Cape Town – Eskom approached Tegeta Exploration and Resources to supply coal before the company received a water licence for its mining operations, according to Solly Tshitangano, chief director of supply chain governance at National Treasury.
That was just one of a number of supply chain management procedures that Eskom contravened in its contract with Tegeta Exploration and Resources - a company owned by the Gupta family and President Jacob Zuma's son Duduzane.
Briefing Members of Parliament who serve on the standing committee on public accounts (Scopa) on Wednesday, Tshitangano presented auditing company PricewaterhouseCoopers’ (PwC's) report on the supply chain management processes involving Eskom’s contract with Tegeta.
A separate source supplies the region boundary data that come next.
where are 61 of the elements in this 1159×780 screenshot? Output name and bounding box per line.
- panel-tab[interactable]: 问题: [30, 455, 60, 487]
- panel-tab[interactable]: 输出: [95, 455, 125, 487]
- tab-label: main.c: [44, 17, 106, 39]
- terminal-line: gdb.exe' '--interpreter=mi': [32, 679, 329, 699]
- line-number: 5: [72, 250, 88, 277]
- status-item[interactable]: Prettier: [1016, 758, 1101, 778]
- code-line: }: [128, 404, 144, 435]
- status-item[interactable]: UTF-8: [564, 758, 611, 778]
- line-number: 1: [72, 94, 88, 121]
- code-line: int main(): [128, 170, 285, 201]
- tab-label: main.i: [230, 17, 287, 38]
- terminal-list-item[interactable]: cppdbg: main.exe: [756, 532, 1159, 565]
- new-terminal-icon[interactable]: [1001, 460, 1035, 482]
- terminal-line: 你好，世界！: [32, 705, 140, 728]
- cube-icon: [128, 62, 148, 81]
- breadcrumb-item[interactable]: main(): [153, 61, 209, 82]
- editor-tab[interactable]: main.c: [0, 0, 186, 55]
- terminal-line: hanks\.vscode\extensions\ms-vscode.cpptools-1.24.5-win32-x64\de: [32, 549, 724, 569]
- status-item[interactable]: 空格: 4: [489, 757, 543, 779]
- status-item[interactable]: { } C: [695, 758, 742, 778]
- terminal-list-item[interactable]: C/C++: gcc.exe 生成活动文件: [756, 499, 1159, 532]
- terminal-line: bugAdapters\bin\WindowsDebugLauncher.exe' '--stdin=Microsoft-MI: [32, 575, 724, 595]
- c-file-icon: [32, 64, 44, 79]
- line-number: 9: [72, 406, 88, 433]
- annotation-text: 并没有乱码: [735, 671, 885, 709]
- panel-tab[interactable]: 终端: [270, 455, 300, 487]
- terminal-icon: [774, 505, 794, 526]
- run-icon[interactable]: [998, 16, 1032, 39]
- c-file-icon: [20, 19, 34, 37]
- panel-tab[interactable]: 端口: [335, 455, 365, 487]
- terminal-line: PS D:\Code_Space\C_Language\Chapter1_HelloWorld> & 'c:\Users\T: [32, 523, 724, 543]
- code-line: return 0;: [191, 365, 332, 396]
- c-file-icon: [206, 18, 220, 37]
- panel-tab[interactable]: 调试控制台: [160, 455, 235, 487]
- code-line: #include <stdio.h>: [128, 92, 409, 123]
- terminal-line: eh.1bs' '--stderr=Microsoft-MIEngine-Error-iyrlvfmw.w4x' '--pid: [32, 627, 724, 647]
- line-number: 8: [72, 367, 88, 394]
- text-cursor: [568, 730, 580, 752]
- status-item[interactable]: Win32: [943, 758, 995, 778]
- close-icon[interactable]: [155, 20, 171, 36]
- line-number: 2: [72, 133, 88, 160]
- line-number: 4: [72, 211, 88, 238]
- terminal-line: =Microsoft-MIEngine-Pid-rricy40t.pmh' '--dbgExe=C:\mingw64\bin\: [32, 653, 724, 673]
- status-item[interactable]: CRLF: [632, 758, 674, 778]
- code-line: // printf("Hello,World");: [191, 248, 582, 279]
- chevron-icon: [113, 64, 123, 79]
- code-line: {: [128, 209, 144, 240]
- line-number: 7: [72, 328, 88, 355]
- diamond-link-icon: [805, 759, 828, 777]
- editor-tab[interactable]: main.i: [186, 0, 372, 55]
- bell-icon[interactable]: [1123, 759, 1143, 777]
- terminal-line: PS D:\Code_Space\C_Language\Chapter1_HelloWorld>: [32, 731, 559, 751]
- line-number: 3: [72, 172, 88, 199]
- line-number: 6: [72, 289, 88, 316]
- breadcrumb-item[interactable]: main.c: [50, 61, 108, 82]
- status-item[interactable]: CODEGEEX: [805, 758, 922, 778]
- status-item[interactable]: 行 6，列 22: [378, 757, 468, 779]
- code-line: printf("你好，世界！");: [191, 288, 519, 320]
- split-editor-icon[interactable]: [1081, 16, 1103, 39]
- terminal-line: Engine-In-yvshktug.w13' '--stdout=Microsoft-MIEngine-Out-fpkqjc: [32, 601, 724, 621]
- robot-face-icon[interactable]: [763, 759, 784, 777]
READ: Damning PwC report on Gupta-linked Tegeta deal
Tshitangano said during the briefing that the report questioned the fact that Eskom started engaging Tegeta about a possible contract even before it had received a water licence - a prerequisite according to government’s supply chain management processes.
He pointed out though that the coal supply agreement with Tegeta was signed on March 10 2015, after the water use licence had been granted.
A burning issue emanating from the PwC report was the fact that although Eskom invited competitive bids for coal supply, it approached only Tegeta.
The initial value of the contract was R3.7bn, Tshitangano said, and Eskom later intended on expanding it to a further R2.9bn for the Brakfontein Colliery.
“In August 2016, Eskom wanted support from National Treasury (for the expansion), which was not supported,” he said.
READ: 'Nothing sinister' about refusal to extend Tegeta contract - Eskom
Tshitangano pointed out that the review of the contracts Eskom entered into with Tegeta was two “parallel processes”.
Eskom approached PwC to conduct an investigation in September 2015 and PwC issued its report on November 26 2015.
National Treasury did its own investigation, also starting in 2015.
The PwC report stated among other things that supply chain management processes were flouted, and that the contract contained discrepancies. In addition, Tegeta started operating before on-site health and safety valuations could take place. The assessments only took place two-and-a-half months after the contract had been signed.
READ: Eskom hits back at Treasury over coal deals
Tshitangano told journalist after the briefing that National Treasury received submissions from Eskom and Tegeta on April 21 and that it is still assessing the input before it will release its final findings on the matter.
“But our report looked at the same things as the PwC report did. We looked at demand planning and if there’s budget for it, the bid specification, and whether the bid had been evaluated and adjudicated by a committee. We checked if there had been compliance – from stage one to the last one,” Tshitangano said.